3.1.2 parameters for configurationFile.txt

-----Source Part-----
sourceDataLoc=
sourceModelLoc=
sourceDataName=source_data.arff
sourceLearnedModelName= 1.bif,2.bif,...
sourceDataSize=1661,1661....
-----Target Part-----
targetNodeName=diagnosis
targetTrainDataSize=21
targetTestDataName=test_data.arff
targetTestDataSize=344
targetModelLoc=path--->targetModel/
targetDataName=train_data.arff
targetDataLoc=path-->targetData/
-------feature-------
modelLearningApproach=NB
featureSelectionApproach=IG001

-------Path------
temporaryFileName=temp.xml
experimentFileLoc= path to folder
utilityLoc=path-->/utility/
resultProbName=prob.csv
resultAUCName=auc.csv
logName=configuration_file.txt
resultLoc=path--->result/
logLoc=path-->log/
hashCodeName=hashCode.xml


------------KL----------(if you want to perform KL section)

trueKL=1.8224292702088067  

trueBFTable=hypoxemia,1.0E-9;reported_fever,1.0E-9;influenza_lab_positive,1.0E-9;age_group,1.0E-9;diagnosis,1.0E-9;unspecified_cough,3.2417270528642096E-6;nasal_swab_order,1.0E-9;   

KL_targetData_learnedSourceModel=1.2568181979662876  

nodeKLTable_targetData_learnedSourceModel=diagnosis,0.0045124560875614075;unspecified_cough,0.09813077790883455;reported_fever,0.4261776773290663;age_group,0.01770522273709965;hypoxemia,0.47951291320078326;nasal_swab_order,0.114442540587127;  

KL_targetData_trueSourceModel=1.660745666413443  

nodeKLTable_targetData_trueSourceModel=diagnosis,0.03595232239858527;age_group,0.0281376732895748;nasal_swab_order,0.05359926700974576;unspecified_cough,0.019446531674810627;reported_fever,0.4892853435516517;influenza_lab_positive,0.09896658196551227;hypoxemia,0.8059805217479895;  

run unadjust & ratio performance, you need to have Source Part, Target Part, Feature Part, and Path part.
Run KL options, you need to have KL Part that includes in configuration file.

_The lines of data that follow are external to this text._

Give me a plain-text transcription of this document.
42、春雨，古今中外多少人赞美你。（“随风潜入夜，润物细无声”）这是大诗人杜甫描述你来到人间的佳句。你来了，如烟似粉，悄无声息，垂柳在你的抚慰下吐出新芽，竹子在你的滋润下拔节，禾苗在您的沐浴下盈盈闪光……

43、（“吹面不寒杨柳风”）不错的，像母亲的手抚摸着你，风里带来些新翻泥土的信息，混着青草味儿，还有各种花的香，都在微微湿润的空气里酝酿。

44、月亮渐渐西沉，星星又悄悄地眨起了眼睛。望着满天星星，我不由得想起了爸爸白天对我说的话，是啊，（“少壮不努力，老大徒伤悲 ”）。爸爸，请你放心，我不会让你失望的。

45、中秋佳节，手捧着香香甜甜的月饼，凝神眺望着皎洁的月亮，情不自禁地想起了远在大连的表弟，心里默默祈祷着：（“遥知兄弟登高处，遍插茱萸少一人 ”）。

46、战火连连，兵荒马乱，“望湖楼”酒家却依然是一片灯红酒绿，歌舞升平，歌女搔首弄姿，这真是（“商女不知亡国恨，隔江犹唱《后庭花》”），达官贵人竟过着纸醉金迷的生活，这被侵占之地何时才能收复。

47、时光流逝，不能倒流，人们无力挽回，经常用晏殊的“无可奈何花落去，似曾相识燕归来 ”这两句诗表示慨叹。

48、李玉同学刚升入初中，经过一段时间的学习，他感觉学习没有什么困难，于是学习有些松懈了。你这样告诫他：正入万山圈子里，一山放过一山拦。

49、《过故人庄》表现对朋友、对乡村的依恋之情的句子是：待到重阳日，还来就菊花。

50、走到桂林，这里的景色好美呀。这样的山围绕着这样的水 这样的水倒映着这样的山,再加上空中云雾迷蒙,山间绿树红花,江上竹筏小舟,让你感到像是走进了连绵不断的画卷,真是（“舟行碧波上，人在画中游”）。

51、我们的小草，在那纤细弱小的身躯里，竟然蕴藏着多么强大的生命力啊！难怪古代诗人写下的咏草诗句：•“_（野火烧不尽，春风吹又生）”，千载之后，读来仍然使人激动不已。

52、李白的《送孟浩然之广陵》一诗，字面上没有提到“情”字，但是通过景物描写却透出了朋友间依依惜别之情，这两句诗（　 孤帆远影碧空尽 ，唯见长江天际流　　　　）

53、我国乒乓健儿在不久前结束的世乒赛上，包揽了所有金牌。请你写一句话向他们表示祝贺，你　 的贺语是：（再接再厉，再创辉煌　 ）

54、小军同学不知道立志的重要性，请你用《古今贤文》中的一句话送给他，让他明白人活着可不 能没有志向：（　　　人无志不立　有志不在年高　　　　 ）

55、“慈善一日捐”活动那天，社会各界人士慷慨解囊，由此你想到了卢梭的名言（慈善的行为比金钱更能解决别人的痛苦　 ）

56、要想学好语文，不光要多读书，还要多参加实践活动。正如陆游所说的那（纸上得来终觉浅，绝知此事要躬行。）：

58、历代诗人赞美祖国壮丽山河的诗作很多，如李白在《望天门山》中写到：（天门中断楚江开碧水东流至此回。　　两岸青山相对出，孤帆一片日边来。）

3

For multi-source processing,

sourceLearnedModelName= 1.bif,2.bif,...
sourceDataSize=1661,1661...

4. Weighted & Multi-Sources

4.1 Weighted (unadjusted & Ratio)

Searching model process is led by a score. The score is the sum of log marginal likelihood and log structure prior

4.1.1 Unadjusted Approach

Use sample size of the source training data.

4.1.2 Ratio Approach

Use sample size of the target training data.

Number of target instances / number of source training instances

Weight the source sample size based on the similarity between the target distribution and the source distribution.  If the source and the target distributions are very different, it would be better to assign a lower equivalent sample size for a transferred source model.

4.2 Multi-Sources

5. Resources

Weka package It provides data format structure, the Bayes Network Structure, classifier, evaluation methods.
Jsmile packageIt is encoding the Bayes Network for depth of probability calculation.